With that commitment, the plot is off and running. After Dr. Ingram convinces the medical examiner to do a second autopsy, he finds an injection site on Chester’s toe, from which it is apparent that someone deliberately killed him.

Throughout the book’s 43 short chapters we follow four main characters trying to solve the homicide. Two characters are officially investigating the case – Sheriff Ben Bradley and Chief Detective Wayne Nichols. Dr. Ingram MD is also committed, having set the investigation in motion. There’s also Mae December, the Sheriff’s girlfriend. She boards, trains, and breeds dogs, and maintains an on and off presence in the background, along with her four canines: two Welsh corgis, a black pug, and the newest member of the canine menagerie, a basset hound puppy named Cupcake who was a birthday present for the sheriff’s young son, Matt.

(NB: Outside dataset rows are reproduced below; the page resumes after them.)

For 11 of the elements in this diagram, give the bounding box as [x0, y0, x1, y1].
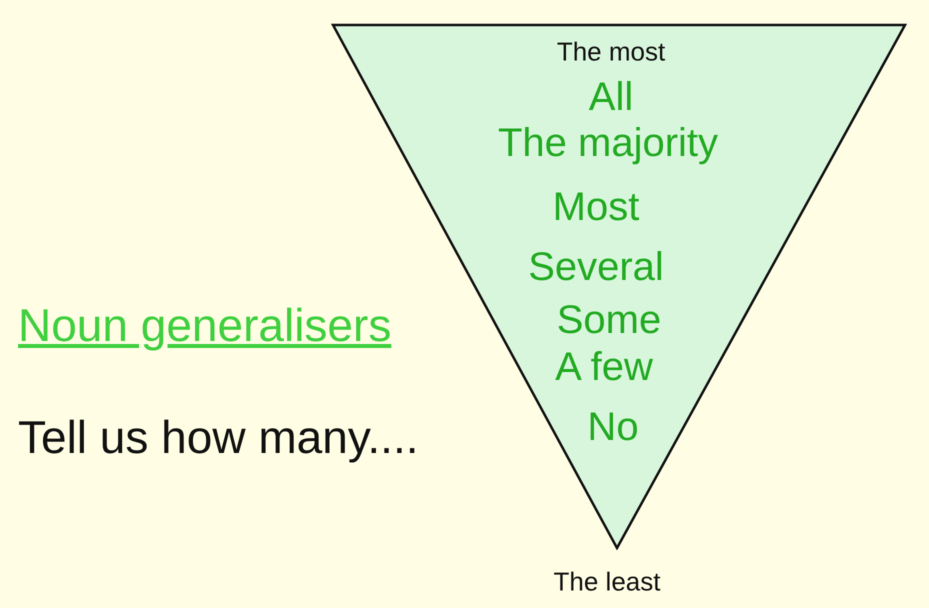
scale-end-label: The least	[554, 568, 660, 596]
quantifier: All	[588, 75, 634, 119]
subtitle-text: Tell us how many....	[18, 410, 419, 465]
quantifier: The majority	[498, 121, 718, 165]
title: Noun generalisers	[18, 298, 392, 353]
quantifier: No	[587, 405, 639, 449]
quantifier: Most	[552, 185, 640, 229]
quantifier: Several	[528, 245, 664, 289]
quantifier: A few	[555, 345, 653, 389]
scale-end-label: The most	[556, 38, 666, 66]
quantifier: Some	[556, 298, 662, 342]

Several other characters also figure in the story, including a newly appointed investigator named Dory and other members of the Sheriff’s staff.

On the other side of the plot is Willis Senior, Chester’s father, who dies of heart failure within days of Chester’s murder, and whose will and the allocation of his sizeable wealth, suggests a motive for Chester’s death. One of the prime suspects in the murder is Rick Willis, Chester’s older brother who, along with his girlfriend Meredith, has debts to pay and acts suspiciously. And, not least, there’s a financially struggling young massage therapist name Brooke to whom Willis Senior had recently decided to bequeath his deceased wife’s jewelry.

When Dory, the new investigator on the sheriff’s staff, tells Detective Wayne “I can’t see her [Brooke] killing anyone,” the chief detective responds that “Anyone can kill, given a sufficiently strong motivation.”

There are many threads to this mystery, many characters to keep track of (though the author does a good job of guiding us along), many clues and leads to follow, and many loose ends, all the way to an interesting conclusion. The end of the story is one that some clever and attentive readers may puzzle out well before the last page, but probably not.

Four Dog’s Sake is the fourth in the Mae December mystery series, after One Dogs Too Many, Two Dogs Lie Sleeping, and Three Dog Day. But the dogs in Four Dog’s Sake seem to be too deep in the background to be heralded in the book’s title, and some readers (looking for a good dog story) will come away disappointed. They simply play two small a role, though we have to laugh when the basset hound pup keeps stepping on his exceedingly long, floppy ears.

Despite the minor role that dogs play in the story, Four Dog’s Sake is a good, easy read, of an evening or two, while sitting with your own favorite dog by your feet.

P.S. The author, Lia Farrell is a mother-daughter team, consisting of Lyn Farquhar and Lisa Fitzsimmons, both of whom know how to write mystery novels, dogs and all.